Präsident: Angeschuldigter, Sie sprechen in Ihrer Broschüre von einer Wehrlosmachung des Volkes, was verstehen Sie darunter?

Liebknecht: Nur von einer gleichmäßigen internationalen Wehrlosmachung! Ich denke mir diese als Resultat einer inneren organischen Entwicklung. Nach meiner Meinung müsste jedem Menschen, wenn er ein Kulturmensch ist, wenn er ein ehrlicher, anständiger Mensch, wenn er ein „Christ" sein will, das Blut der Empörung ins Gesicht steigen, wenn zum Beispiel ein Krieg zwischen Frankreich und Deutschland ausbräche. Und diese Stimmung wird, so erwarte und erstrebe ich, in den Massen des Volkes, mindestens des Proletariats, immer allgemeiner und immer tiefer werden. Die Konstatierung dieser sozialen Erscheinung wollte ich mit jenen Worten ausdrücken. Mit einer Armee, die von solcher Empörung getragen wird, kann kein Mensch einen Krieg führen, und wenn er das legitimierteste Kommando in Händen hätte.

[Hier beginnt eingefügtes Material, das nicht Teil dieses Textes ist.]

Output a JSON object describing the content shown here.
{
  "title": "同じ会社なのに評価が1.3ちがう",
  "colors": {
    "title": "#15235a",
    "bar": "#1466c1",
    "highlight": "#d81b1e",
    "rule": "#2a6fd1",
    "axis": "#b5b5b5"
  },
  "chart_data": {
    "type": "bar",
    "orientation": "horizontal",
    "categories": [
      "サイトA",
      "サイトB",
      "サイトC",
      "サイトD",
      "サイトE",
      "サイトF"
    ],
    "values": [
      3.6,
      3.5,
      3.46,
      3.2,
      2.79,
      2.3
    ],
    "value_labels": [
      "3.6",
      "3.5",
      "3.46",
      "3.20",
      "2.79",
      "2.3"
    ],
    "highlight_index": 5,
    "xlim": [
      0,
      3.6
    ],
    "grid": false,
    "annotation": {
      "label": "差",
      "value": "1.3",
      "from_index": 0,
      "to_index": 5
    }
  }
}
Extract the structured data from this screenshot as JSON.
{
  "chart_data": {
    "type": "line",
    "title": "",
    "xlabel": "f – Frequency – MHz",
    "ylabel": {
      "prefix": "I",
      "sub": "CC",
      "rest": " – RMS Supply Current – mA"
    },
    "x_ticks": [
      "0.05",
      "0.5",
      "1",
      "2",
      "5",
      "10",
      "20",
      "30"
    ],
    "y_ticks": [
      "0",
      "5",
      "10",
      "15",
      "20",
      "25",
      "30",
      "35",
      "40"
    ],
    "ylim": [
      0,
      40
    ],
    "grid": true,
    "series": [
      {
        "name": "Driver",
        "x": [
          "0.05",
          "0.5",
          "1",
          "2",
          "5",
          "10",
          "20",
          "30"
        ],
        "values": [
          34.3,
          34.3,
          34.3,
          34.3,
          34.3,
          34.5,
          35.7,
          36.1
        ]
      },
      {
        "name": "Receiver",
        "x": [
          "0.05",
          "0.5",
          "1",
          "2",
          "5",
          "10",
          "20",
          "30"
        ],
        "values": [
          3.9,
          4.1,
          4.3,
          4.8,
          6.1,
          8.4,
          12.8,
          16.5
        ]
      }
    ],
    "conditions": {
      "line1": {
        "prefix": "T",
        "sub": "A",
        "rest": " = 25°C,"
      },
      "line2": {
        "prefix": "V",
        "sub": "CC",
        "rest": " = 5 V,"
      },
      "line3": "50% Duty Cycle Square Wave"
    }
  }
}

Präsident: Sie nehmen also für sich und Ihre Partei in Anspruch, darüber zu entscheiden, ob im Kriegsfalle Gehorsam geleistet werden soll oder nicht. Sie meinen, es wäre der Fall denkbar, in dem eine Armee nicht Order zu parieren hat, sondern sagt: Nein, es wäre eine Schmach, jetzt zu folgen. Meinen Sie nicht, dass dieser Erklärung der Soldaten gegenüber von anderer Seite Gewalt angewendet werden würde?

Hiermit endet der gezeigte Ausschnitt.